Mieten & Vermieten

Mieter muss Schönheitsreparaturen selbst durchführen dürfen

Mieter muss Schönheitsreparaturen selbst durchführen dürfen
geschrieben von Dr. Tobias Mahlstedt

Muss Ihr Mieter Schönheitsreparaturen durchführen, dann hat er das Recht, dies wörtlich zu nehmen: Eine Klausel in einem Wohnraummietvertrag ist wegen unangemessener Benachteiligung des Mieters unwirksam, wenn er renovieren muss, ohne dass ihm die Möglichkeit zur Vornahme dieser Arbeiten in Eigenleistung offen steht.

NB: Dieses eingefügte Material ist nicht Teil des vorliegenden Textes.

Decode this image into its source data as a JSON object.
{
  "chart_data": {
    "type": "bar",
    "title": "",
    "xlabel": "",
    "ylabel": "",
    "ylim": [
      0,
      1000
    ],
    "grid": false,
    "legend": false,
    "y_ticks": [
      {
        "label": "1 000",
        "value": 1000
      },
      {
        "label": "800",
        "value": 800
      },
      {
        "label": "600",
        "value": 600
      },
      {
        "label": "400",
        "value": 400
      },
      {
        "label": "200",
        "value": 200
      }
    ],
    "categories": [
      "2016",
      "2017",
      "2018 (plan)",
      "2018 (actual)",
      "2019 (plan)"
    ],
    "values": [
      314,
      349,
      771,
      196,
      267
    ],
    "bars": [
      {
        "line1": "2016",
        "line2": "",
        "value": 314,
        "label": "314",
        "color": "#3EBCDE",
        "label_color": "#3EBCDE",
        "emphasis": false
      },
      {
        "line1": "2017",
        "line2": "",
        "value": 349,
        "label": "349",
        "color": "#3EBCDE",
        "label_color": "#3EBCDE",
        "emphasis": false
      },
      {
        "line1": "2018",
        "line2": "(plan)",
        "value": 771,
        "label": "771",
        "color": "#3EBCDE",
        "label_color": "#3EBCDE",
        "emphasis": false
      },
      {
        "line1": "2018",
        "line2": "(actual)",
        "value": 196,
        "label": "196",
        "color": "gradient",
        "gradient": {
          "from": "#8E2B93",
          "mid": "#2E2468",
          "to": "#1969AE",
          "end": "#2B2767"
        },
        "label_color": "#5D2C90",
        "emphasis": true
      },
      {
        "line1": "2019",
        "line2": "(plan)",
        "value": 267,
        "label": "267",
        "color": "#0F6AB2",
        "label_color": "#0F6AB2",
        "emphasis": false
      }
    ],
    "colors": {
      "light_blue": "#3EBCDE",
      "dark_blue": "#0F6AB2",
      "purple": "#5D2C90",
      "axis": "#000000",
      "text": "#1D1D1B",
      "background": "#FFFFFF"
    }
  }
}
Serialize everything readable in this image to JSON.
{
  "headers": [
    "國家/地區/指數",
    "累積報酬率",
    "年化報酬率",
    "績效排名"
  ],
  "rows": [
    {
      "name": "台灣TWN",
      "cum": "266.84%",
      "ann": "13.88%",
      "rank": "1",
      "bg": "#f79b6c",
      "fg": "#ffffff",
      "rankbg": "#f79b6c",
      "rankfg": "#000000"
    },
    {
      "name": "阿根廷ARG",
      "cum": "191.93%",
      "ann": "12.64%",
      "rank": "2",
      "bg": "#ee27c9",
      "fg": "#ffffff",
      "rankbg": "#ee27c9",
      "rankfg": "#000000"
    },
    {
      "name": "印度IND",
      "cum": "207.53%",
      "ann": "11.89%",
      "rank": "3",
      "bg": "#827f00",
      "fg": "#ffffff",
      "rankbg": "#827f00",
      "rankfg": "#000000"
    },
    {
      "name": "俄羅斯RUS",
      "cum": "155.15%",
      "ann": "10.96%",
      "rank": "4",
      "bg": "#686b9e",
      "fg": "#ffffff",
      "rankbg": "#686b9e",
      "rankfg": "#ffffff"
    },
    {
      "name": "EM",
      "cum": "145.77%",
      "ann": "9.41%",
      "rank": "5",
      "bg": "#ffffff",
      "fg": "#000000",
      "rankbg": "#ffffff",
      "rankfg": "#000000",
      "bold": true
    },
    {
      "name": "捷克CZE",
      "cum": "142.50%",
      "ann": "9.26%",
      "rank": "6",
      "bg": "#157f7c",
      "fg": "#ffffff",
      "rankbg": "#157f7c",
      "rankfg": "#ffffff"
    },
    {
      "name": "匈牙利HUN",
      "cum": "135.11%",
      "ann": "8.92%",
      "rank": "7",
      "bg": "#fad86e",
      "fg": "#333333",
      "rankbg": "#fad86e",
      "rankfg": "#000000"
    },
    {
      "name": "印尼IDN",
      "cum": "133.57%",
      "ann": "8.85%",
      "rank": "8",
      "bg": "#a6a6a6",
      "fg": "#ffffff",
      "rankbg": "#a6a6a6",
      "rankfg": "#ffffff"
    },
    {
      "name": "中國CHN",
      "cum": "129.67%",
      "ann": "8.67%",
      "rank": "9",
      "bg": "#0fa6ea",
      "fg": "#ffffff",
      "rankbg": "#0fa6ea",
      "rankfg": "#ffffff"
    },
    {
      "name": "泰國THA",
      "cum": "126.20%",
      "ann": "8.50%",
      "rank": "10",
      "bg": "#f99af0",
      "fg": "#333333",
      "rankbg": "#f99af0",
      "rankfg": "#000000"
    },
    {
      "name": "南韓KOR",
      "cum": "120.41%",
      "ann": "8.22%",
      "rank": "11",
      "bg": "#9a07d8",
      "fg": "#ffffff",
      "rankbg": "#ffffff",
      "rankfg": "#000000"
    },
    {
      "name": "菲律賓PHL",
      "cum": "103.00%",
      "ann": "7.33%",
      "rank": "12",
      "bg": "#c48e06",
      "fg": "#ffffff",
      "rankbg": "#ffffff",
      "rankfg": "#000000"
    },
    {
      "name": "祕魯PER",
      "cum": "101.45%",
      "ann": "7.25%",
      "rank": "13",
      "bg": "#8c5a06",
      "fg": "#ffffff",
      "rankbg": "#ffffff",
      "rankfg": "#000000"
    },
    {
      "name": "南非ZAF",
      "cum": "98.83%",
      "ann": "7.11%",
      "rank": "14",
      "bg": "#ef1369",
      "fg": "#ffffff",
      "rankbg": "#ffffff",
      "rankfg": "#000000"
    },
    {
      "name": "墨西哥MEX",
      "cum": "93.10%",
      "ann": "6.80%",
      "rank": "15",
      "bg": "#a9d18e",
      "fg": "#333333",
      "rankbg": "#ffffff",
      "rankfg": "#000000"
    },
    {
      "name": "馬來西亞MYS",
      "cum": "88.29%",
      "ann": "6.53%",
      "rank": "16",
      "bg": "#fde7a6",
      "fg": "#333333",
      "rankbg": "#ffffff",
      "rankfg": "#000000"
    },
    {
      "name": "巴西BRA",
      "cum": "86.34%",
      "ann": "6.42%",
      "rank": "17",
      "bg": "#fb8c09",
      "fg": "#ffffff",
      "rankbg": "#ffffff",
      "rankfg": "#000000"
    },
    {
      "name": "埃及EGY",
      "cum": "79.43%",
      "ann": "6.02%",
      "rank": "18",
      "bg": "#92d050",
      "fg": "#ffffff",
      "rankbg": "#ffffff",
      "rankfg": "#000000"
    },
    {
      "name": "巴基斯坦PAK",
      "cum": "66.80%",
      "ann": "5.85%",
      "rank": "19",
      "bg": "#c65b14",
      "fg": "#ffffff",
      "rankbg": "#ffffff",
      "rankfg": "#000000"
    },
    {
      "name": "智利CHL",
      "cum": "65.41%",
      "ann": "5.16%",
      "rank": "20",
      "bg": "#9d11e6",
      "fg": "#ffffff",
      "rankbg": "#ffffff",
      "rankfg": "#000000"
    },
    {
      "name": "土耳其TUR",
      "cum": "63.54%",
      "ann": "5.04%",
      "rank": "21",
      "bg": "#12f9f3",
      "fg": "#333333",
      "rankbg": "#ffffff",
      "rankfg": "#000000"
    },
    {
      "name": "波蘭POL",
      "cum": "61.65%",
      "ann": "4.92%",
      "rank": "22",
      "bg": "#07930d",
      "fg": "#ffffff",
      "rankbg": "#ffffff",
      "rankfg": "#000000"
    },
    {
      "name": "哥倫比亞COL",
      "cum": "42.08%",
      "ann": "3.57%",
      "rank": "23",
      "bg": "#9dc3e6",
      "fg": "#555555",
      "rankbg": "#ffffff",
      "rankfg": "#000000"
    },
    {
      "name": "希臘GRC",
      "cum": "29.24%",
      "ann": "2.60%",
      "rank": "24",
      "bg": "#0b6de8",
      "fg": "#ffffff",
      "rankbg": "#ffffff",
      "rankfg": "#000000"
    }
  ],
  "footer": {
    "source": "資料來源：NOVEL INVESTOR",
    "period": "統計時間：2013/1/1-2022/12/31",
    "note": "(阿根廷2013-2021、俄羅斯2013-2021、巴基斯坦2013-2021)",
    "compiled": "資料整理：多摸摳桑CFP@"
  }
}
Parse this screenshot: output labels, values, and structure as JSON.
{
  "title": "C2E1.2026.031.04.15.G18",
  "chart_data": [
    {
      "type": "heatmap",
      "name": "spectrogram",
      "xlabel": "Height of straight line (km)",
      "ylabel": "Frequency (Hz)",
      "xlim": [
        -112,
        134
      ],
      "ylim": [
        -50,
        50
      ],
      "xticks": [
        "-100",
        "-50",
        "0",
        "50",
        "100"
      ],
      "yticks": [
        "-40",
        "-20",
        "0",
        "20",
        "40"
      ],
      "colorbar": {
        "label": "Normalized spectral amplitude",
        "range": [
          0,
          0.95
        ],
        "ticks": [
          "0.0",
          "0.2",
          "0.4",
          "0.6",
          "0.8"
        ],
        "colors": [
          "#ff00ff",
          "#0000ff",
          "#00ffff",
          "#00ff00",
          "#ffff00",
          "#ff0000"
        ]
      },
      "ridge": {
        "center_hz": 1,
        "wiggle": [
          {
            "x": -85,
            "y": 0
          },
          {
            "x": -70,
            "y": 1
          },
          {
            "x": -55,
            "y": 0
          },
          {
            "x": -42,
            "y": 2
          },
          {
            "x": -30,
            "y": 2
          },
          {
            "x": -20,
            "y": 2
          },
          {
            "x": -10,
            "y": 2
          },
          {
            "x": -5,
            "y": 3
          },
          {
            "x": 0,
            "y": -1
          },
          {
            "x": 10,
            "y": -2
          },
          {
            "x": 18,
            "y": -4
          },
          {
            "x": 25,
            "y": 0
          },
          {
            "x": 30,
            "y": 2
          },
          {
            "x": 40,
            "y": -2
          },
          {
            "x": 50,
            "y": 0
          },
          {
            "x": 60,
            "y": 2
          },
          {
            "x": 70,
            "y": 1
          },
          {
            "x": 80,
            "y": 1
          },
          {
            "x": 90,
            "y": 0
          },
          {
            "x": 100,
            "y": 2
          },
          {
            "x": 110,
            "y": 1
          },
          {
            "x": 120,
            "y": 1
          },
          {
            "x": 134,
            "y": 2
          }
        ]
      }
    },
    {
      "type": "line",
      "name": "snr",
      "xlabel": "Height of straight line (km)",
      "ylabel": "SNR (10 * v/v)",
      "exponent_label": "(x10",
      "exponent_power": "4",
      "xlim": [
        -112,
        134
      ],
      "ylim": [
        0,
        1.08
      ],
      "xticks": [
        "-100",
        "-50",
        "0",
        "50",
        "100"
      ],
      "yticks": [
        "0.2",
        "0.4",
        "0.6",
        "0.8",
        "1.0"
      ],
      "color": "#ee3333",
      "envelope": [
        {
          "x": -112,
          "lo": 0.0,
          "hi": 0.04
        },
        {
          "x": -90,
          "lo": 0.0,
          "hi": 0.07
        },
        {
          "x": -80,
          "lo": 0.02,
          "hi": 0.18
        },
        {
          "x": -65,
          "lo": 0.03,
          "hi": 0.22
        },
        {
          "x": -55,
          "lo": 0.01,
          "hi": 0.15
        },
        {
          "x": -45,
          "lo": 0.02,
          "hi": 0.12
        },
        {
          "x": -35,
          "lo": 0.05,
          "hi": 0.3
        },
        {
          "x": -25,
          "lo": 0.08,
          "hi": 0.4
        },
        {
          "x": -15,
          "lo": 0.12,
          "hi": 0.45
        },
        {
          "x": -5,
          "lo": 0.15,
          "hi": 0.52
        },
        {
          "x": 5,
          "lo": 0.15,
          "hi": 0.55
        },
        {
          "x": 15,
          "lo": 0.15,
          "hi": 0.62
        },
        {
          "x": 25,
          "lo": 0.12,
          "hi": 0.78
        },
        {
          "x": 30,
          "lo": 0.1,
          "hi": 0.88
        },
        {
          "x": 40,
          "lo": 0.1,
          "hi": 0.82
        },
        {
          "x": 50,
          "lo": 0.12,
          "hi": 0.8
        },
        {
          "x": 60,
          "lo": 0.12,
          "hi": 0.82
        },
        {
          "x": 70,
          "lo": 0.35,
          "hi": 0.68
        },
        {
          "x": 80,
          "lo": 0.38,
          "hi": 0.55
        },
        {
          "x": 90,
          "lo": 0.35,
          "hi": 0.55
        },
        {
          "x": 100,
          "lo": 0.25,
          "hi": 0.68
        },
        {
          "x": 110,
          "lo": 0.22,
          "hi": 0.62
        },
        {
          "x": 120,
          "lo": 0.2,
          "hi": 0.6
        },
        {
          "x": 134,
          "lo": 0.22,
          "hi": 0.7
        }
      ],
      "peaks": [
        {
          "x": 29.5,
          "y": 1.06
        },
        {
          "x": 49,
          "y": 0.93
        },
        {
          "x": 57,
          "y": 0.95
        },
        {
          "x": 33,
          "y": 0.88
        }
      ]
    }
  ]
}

Urteil des Bundesgerichtshofs zur Regelung von Schönheitsreparaturen
Im Urteilsfall enthielt der Mietvertrag folgende Regelung: "Der Mieter ist verpflichtet, die Schönheitsreparaturen, wie zum Beispiel das Kalken, Anstreichen oder Tapezieren der Wände und Decken, das Streichen und die Behandlung der Fußböden, der Fenster und der Türen, in der Wohnung ausführen zu lassen".

Da der Mieter die Wohnung bei Mietende nicht renoviert zurückgab, verklagte ihn der Vermieter auf Schadenersatz wegen unterlassener Schönheitsreparaturen in Höhe von 7.036,35 Euro. Der Mieter meinte: Viel zu teuer, ich hätte es selbst genauso gut aber billiger gemacht, aber ich durfte ja nicht, und deswegen ist die Klausel unwirksam.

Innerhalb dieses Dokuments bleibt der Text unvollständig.